Charleston, South Carolina is one of the oldest cities in the entire United States. Originally it was founded in 1670 and was named after King Charles II of England in his honor. Geographically lying on the Atlantic coast, this port city was a major hub for shipments of all kinds from the Caribbean. Even with centuries worth of wear and tear from the elements, Charleston is still alive with the vibrant Colonial architecture that it was built on and prides itself to visitors. One such place is the Battery Carriage House. It’s style, while not Colonial, is more pre-Civil War era in design. For an inn that’s over 176 years old, the Battery Carriage House certainly has its share of experience in the paranormal.
Is the Battery Carriage House Inn Haunted?
The Battery House was originally built in 1843 by a man named Samuel Stevens. Looking to seize the momentum of the busy ports, Stevens constructed one sizable homestyle inn that was actually neoclassical in design. Over the years, and through the Civil War, the Battery House changed both in ownership and size. The inn has had decades of success with its luxurious interiors and outdoor garden areas that capture the old world charm of Charleston. As magnificently beautiful an inn as the Battery House is, it does harbor a small array of paranormal entities that to this day are not quite explained.
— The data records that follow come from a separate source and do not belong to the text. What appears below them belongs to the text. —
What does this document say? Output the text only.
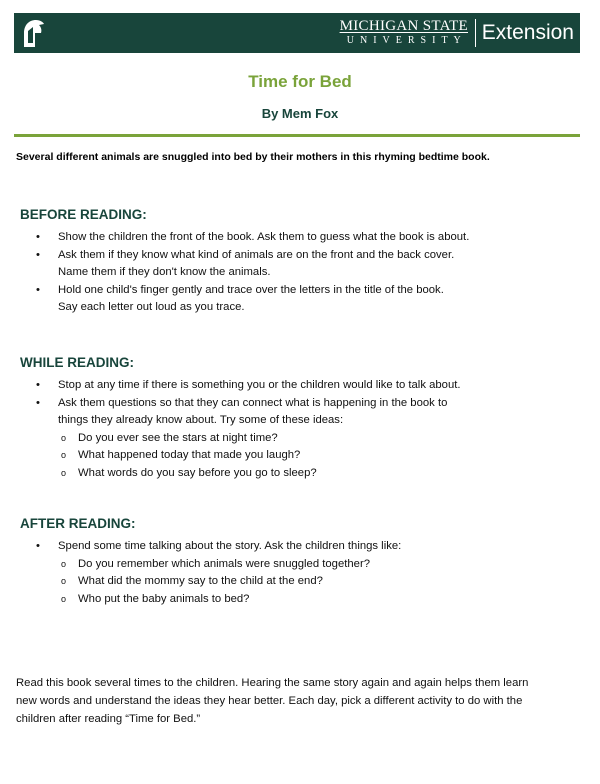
MICHIGAN STATE
UNIVERSITY Extension
Time for Bed
By Mem Fox
Several different animals are snuggled into bed by their mothers in this rhyming bedtime book.
BEFORE READING:
• Show the children the front of the book. Ask them to guess what the book is about.
• Ask them if they know what kind of animals are on the front and the back cover.
Name them if they don't know the animals.
• Hold one child's finger gently and trace over the letters in the title of the book.
Say each letter out loud as you trace.
WHILE READING:
• Stop at any time if there is something you or the children would like to talk about.
• Ask them questions so that they can connect what is happening in the book to
things they already know about. Try some of these ideas:
o Do you ever see the stars at night time?
o What happened today that made you laugh?
o What words do you say before you go to sleep?
AFTER READING:
• Spend some time talking about the story. Ask the children things like:
o Do you remember which animals were snuggled together?
o What did the mommy say to the child at the end?
o Who put the baby animals to bed?
Read this book several times to the children. Hearing the same story again and again helps them learn new words and understand the ideas they hear better. Each day, pick a different activity to do with the children after reading “Time for Bed.”
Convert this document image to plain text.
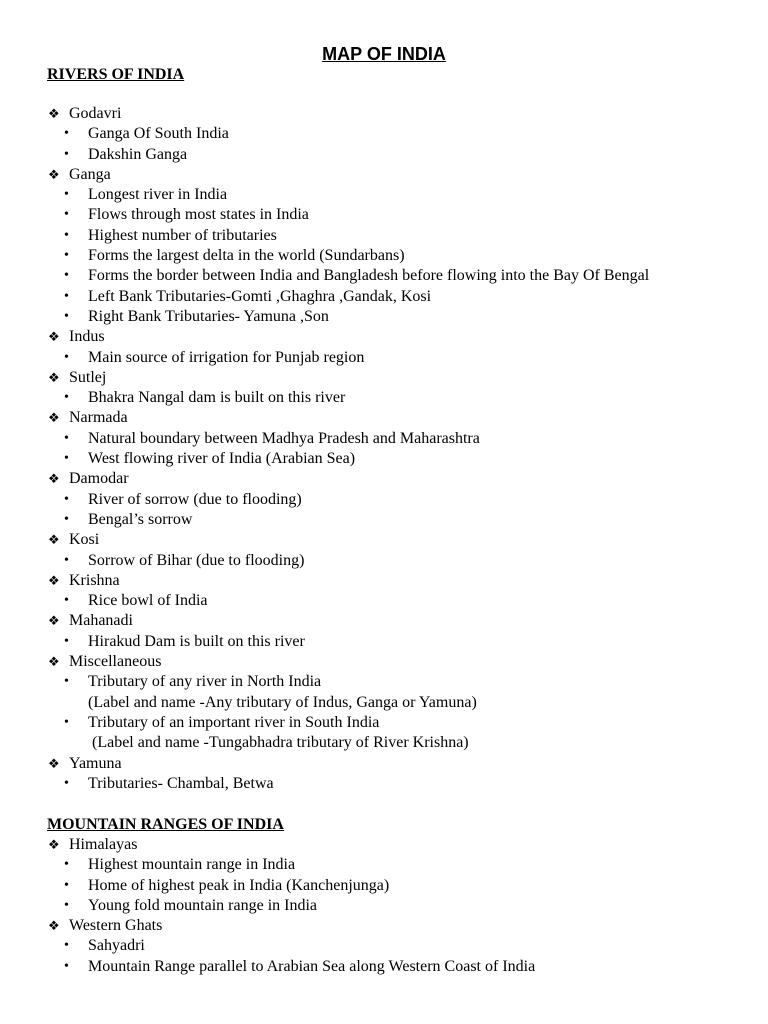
MAP OF INDIA
RIVERS OF INDIA
❖ Godavri
• Ganga Of South India
• Dakshin Ganga
❖ Ganga
• Longest river in India
• Flows through most states in India
• Highest number of tributaries
• Forms the largest delta in the world (Sundarbans)
• Forms the border between India and Bangladesh before flowing into the Bay Of Bengal
• Left Bank Tributaries-Gomti ,Ghaghra ,Gandak, Kosi
• Right Bank Tributaries- Yamuna ,Son
❖ Indus
• Main source of irrigation for Punjab region
❖ Sutlej
• Bhakra Nangal dam is built on this river
❖ Narmada
• Natural boundary between Madhya Pradesh and Maharashtra
• West flowing river of India (Arabian Sea)
❖ Damodar
• River of sorrow (due to flooding)
• Bengal’s sorrow
❖ Kosi
• Sorrow of Bihar (due to flooding)
❖ Krishna
• Rice bowl of India
❖ Mahanadi
• Hirakud Dam is built on this river
❖ Miscellaneous
• Tributary of any river in North India
(Label and name -Any tributary of Indus, Ganga or Yamuna)
• Tributary of an important river in South India
(Label and name -Tungabhadra tributary of River Krishna)
❖ Yamuna
• Tributaries- Chambal, Betwa
MOUNTAIN RANGES OF INDIA
❖ Himalayas
• Highest mountain range in India
• Home of highest peak in India (Kanchenjunga)
• Young fold mountain range in India
❖ Western Ghats
• Sahyadri
• Mountain Range parallel to Arabian Sea along Western Coast of India
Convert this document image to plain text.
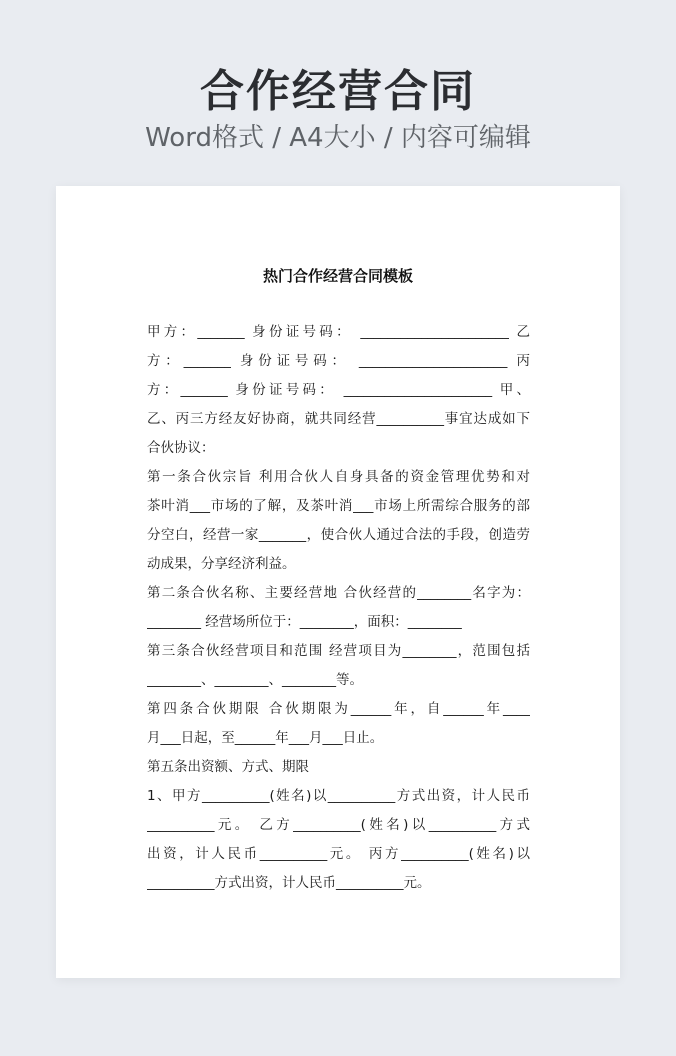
合作经营合同
Word格式 / A4大小 / 内容可编辑
热门合作经营合同模板
甲方：_______ 身份证号码： ______________________ 乙
方：_______ 身份证号码： ______________________ 丙
方：_______ 身份证号码： ______________________ 甲、
乙、丙三方经友好协商，就共同经营__________事宜达成如下
合伙协议：
第一条合伙宗旨 利用合伙人自身具备的资金管理优势和对
茶叶消___市场的了解，及茶叶消___市场上所需综合服务的部
分空白，经营一家_______，使合伙人通过合法的手段，创造劳
动成果，分享经济利益。
第二条合伙名称、主要经营地 合伙经营的________名字为：
________ 经营场所位于：________，面积：________
第三条合伙经营项目和范围 经营项目为________，范围包括
________、________、________等。
第四条合伙期限 合伙期限为______年，自______年____
月___日起，至______年___月___日止。
第五条出资额、方式、期限
1、甲方__________(姓名)以__________方式出资，计人民币
__________元。 乙方__________(姓名)以__________方式
出资，计人民币__________元。 丙方__________(姓名)以
__________方式出资，计人民币__________元。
Ghosts of the Battery Carriage House Inn
One of the most haunted rooms in the Inn, is room 8. Guests who have stayed in this room, and the adjoining room 10, report the overwhelming sensation of being watched. Nobody else is in the room with them, and the feeling is not negative or malevolent. Whether unpacking their luggage or lounging about, the feel as if an unseen presence is standing there watching.
Particularly with room 8, the appearance of a headless torso has made itself known to guests. Oftentimes in the middle of the night, accompanying a cold sensation, there have been numerous guest stories of seeing a headless torso with outstretched arms manifest and then disappear.
Within the area of inn before it was built, there were executions of lawless pirates from the trees. Paranormal enthusiasts believe this headless torso to be one such pirate’s ghost. In regards to room 10, the ghost residing in this room is said to be the spirit of an older man of gentlemanly appearance and feeling. A taller man in period dress with a very kind demeanor and a smell of cologne coming from him. Guests who have encountered this gentlemanly spirit have said that he brings an unusually happy energy to the room, almost a feeling of love.
At other times, the presence of glowing orbs have been captured by guests, and the claims of white or even yellow shine to them suggest that the gentleman spirit there does not cause any harm at all.
The Battery Carriage House is rather acceptive of the spirits who are said to be there at the inn and it shows with the constantly filled bookings that the inn receives by visitors today. Current owner Drayton Hastie, while having not personally seen any spirits, is very willing to listen and share any stories of spirits relating to this elegant, coastal city inn.